Chercher des mots ou groupes comprenant les cinq voyelles une fois seulement (a, e, i, o, u), les placer associées à la même consonne (ou la même sonorité) en fin de cinq vers consécutifs et conclure par deux vers dont un mot contiendra les cinq voyelles.
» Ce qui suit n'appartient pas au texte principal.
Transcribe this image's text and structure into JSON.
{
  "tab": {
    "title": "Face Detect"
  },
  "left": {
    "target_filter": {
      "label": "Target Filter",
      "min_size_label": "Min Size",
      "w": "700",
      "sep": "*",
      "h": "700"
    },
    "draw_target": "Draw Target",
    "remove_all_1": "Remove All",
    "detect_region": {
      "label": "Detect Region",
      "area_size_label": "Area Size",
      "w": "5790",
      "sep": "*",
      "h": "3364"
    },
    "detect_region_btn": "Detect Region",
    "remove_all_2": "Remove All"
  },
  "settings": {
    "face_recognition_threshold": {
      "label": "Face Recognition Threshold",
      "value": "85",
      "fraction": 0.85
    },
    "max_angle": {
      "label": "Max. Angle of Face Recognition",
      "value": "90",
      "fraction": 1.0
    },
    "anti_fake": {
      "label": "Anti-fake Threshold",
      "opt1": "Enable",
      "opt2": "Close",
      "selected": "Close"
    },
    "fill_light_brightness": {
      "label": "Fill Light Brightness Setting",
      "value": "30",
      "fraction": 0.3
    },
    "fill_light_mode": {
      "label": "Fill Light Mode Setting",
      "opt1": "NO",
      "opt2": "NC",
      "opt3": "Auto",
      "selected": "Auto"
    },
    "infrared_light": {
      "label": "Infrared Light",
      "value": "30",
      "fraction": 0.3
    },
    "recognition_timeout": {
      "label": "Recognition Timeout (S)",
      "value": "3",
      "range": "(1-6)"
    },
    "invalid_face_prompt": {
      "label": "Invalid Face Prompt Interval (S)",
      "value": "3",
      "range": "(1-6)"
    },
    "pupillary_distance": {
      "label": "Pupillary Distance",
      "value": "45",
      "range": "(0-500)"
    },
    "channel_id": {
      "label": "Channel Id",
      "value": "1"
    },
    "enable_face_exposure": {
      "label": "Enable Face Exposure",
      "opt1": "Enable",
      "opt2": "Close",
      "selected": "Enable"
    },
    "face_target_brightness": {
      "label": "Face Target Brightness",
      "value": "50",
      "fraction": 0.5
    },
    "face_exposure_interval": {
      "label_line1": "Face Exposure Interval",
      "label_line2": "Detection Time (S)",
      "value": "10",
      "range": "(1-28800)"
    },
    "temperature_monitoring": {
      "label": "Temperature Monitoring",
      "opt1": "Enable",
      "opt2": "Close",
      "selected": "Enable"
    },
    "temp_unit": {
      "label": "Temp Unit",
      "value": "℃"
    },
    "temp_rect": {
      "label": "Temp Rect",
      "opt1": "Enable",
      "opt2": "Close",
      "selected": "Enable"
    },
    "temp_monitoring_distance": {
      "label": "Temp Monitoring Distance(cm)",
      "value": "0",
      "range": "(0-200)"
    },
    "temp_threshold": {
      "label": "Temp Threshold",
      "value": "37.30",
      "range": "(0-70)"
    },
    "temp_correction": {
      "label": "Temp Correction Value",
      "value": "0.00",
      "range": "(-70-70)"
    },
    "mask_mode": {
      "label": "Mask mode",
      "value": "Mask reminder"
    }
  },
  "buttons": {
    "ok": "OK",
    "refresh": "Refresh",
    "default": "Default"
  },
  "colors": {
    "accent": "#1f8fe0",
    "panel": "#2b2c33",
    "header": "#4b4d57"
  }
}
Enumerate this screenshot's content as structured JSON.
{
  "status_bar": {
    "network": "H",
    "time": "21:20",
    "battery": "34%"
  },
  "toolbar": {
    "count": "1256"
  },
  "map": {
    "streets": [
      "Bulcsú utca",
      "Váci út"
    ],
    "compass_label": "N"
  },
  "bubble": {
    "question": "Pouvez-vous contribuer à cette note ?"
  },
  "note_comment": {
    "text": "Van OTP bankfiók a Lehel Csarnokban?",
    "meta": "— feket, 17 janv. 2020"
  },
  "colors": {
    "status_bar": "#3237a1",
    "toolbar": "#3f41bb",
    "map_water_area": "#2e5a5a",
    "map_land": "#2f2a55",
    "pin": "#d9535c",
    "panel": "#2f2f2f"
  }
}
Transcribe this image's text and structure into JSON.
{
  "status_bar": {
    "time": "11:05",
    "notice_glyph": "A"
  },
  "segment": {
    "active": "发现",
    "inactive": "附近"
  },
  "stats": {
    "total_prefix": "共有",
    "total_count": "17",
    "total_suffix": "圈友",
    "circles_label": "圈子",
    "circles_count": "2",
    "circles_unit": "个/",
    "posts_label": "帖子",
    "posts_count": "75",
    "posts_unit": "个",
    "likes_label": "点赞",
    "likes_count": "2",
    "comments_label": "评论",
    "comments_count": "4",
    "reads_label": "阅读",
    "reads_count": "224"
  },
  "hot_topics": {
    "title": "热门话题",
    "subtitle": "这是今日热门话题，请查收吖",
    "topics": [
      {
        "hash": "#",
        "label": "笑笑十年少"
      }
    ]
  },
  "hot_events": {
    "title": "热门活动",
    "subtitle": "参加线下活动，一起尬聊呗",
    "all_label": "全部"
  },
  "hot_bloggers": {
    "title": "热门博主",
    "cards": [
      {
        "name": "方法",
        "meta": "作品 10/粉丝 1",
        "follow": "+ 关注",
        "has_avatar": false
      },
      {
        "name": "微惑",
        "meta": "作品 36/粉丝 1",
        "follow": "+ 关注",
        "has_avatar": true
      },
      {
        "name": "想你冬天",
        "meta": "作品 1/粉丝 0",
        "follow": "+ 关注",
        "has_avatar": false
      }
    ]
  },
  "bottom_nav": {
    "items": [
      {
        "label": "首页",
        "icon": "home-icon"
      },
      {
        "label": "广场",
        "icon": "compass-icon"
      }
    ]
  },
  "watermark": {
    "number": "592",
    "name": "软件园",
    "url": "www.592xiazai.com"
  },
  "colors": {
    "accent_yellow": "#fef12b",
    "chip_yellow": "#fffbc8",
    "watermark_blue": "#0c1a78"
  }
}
Aux Récréations 2015 de Bourges, il propose aux stagiaires de son groupe d’explorer cette forme possible.

1280px-Bienenkoenigin_43a

Agnès Magne a composé : 

Jette l’abeille (photo Waugsberg)

Jette l’abeille hors de sa loge
mêle au miel l’ail vermifuge
offre un blanc d’œuf battu en neige
d’un jus de citron corrige
mange, tu gagneras de l’âge

consommer l’aigre-doux
prolonge 

Voici comment fut nommée cette contrainte : « aigre-doux »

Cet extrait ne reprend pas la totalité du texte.